また、紹介会社を通さず、学生と企業が直接マッチングを図る採用手法の一つとして「逆求人」型サービスも増えています。逆求人とは、学生がインターネットやイベントを活用して自身の経験やスキル、入社後にやりたいことなどをアピールし、企業が興味を持った学生に選考をオファーする仕組みのことです。
利用している学生は「一度自己PR文などを作成すれば、後は企業からのアプローチを待つだけなので、就活の負担が少なくてすむ」と言います。希望する企業からオファーが来るとは限りませんが、自分を高く評価してくれる企業で働きたいという学生が利用しているようです。
そして、こうした逆求人サイトやイベント、さらにSNS(ソーシャル・ネットワーキング・サービス)や外部の人材データベースなどを活用し、企業が積極的に欲しい人材やマッチしそうな学生に直接接触する採用手法を「ダイレクトリクルーティング」といいます。自社で学生を探すため手間がかかりますが、知名度や採用ブランド力に劣る企業や、小人数を採用したい企業で活用が進んでいます。
その他、社員やOB・OGなど会社に近い立場の人が、自身の人脈の中から自社に合う人を紹介・推薦する「リファラル採用」という手法もあります。これまで中途採用で多く用いられていましたが、最近では新卒採用でも見られるようになりました。

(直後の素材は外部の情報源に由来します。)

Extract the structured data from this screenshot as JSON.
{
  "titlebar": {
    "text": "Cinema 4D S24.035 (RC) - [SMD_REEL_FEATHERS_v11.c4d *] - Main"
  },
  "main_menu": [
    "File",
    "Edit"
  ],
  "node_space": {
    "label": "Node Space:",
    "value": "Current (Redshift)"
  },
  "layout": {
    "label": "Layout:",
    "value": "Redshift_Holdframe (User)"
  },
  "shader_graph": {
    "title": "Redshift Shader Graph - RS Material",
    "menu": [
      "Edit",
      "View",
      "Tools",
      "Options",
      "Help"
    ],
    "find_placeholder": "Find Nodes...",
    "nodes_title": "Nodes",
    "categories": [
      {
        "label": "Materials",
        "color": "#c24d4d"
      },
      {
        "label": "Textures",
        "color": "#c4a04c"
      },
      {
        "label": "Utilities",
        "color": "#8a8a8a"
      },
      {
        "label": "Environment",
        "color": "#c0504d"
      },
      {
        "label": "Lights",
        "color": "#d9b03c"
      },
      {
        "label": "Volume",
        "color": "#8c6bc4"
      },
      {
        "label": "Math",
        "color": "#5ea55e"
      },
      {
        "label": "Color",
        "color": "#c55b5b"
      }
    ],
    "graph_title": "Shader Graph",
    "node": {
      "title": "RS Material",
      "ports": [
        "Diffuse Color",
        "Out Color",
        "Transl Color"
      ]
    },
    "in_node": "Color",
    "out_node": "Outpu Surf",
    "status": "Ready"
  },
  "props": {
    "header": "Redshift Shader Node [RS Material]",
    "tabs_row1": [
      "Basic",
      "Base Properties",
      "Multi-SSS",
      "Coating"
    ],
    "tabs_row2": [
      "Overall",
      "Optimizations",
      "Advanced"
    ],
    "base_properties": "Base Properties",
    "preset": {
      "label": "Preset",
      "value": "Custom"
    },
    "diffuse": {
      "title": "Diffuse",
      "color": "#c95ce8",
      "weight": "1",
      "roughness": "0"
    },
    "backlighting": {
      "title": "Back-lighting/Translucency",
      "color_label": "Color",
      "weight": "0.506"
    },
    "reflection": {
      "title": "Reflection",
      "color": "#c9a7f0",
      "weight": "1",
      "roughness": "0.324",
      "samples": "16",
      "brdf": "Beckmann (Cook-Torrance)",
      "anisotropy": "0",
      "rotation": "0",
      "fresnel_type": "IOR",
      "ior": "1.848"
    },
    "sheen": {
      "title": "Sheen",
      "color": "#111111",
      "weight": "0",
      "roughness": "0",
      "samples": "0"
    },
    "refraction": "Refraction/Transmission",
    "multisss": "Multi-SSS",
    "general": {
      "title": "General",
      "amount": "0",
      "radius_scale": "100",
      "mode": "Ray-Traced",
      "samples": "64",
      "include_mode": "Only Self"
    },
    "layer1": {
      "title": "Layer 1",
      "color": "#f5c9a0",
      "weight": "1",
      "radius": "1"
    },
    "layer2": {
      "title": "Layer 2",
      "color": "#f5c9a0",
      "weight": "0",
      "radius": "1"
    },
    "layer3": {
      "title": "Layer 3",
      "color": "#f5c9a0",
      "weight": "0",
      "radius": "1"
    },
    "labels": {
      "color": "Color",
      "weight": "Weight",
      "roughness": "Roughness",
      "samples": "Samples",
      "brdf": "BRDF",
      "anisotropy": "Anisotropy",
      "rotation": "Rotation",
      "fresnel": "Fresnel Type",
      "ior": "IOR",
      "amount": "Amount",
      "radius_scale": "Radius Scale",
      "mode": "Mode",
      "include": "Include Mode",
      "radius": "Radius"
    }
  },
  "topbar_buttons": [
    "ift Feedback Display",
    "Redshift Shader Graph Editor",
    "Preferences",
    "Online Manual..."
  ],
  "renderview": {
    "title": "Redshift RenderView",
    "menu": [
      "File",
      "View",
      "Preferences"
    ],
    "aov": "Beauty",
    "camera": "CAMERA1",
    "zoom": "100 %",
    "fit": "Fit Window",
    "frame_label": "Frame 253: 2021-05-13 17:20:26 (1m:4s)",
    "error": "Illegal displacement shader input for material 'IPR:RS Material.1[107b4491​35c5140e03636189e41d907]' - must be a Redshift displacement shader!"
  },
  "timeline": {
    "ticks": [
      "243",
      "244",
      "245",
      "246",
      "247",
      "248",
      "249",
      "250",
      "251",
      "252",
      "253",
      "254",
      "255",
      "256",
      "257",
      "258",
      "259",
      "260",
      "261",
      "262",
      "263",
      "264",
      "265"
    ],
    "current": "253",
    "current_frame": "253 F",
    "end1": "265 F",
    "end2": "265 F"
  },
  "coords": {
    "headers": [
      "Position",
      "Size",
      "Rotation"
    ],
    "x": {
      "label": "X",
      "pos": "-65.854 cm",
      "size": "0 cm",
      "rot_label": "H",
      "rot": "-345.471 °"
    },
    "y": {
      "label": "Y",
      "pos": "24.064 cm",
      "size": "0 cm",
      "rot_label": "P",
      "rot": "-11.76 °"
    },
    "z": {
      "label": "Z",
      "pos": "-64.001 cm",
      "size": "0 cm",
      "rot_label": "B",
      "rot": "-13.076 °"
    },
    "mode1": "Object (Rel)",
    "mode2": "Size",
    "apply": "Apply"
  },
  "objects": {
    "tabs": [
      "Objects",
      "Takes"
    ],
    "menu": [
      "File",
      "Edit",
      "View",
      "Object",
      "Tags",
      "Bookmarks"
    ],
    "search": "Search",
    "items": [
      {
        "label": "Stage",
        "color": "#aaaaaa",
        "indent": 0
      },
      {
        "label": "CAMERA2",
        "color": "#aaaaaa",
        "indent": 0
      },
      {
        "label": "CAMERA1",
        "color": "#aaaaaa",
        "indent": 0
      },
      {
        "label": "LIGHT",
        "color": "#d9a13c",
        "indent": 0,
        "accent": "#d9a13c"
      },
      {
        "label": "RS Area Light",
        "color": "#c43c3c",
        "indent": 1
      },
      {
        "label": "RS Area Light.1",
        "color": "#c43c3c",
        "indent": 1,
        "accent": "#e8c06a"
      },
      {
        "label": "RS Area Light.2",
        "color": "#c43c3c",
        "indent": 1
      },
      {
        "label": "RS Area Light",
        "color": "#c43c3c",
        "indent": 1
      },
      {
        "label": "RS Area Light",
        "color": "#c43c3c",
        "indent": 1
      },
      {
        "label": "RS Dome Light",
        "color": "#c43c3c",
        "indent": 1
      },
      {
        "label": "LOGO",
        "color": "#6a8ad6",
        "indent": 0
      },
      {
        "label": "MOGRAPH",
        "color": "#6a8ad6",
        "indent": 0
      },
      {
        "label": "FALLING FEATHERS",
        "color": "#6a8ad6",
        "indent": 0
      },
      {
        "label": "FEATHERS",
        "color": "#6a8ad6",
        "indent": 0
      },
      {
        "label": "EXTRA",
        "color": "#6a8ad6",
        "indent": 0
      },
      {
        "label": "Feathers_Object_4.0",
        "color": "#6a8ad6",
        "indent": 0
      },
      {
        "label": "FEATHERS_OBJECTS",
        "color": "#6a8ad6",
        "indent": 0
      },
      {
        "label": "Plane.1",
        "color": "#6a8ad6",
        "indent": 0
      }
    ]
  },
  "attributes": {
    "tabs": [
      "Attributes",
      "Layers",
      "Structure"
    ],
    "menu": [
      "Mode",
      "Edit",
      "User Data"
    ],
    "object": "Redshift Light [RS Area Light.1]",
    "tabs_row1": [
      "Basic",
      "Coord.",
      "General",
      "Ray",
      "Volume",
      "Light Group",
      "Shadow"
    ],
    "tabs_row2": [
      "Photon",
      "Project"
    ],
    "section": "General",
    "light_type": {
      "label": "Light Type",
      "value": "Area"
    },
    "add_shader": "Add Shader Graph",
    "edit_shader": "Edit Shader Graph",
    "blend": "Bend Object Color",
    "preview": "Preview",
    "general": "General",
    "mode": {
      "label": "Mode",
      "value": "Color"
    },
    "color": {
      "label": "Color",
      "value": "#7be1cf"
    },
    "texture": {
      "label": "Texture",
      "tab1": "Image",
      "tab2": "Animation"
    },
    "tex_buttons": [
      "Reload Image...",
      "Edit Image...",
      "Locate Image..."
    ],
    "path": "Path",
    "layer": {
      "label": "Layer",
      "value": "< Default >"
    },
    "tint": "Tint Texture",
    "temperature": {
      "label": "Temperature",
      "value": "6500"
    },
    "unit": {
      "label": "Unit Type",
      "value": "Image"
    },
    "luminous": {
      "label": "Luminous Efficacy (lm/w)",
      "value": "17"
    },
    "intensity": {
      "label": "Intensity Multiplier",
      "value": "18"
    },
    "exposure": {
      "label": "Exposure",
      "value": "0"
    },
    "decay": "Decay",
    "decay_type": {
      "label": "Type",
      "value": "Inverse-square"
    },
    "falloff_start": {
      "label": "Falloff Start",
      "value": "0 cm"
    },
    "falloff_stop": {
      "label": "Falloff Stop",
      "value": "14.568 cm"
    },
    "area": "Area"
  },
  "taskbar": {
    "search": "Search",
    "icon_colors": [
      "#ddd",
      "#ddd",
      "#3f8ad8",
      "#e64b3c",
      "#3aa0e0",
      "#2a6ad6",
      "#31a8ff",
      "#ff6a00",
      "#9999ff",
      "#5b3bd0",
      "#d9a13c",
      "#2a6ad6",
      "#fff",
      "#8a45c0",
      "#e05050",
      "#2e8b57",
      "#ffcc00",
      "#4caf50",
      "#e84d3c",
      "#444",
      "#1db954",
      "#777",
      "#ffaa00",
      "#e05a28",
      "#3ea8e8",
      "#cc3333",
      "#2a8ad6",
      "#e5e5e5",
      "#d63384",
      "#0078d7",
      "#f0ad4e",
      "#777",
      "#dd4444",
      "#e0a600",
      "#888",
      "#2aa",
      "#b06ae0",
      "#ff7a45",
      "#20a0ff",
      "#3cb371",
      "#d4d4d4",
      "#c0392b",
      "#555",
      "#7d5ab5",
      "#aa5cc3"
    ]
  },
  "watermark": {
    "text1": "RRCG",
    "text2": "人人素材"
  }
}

導入している企業の担当者は「業務内容やどんな人が活躍しているかを分かっている社員からの紹介なので、自社の社風や風土とのマッチング率が高く、人柄も信頼できる学生との出会いが期待できる」と話します。関係者経由で入社した学生は社員となじみやすく、定着率の向上にもつながるかもしれません。ただ、企業にとっては社員の協力が必要不可欠です。
さまざまな採用手法がありますが、今後も売り手市場が続いた場合、さらに新しい手法が生まれるかもしれません。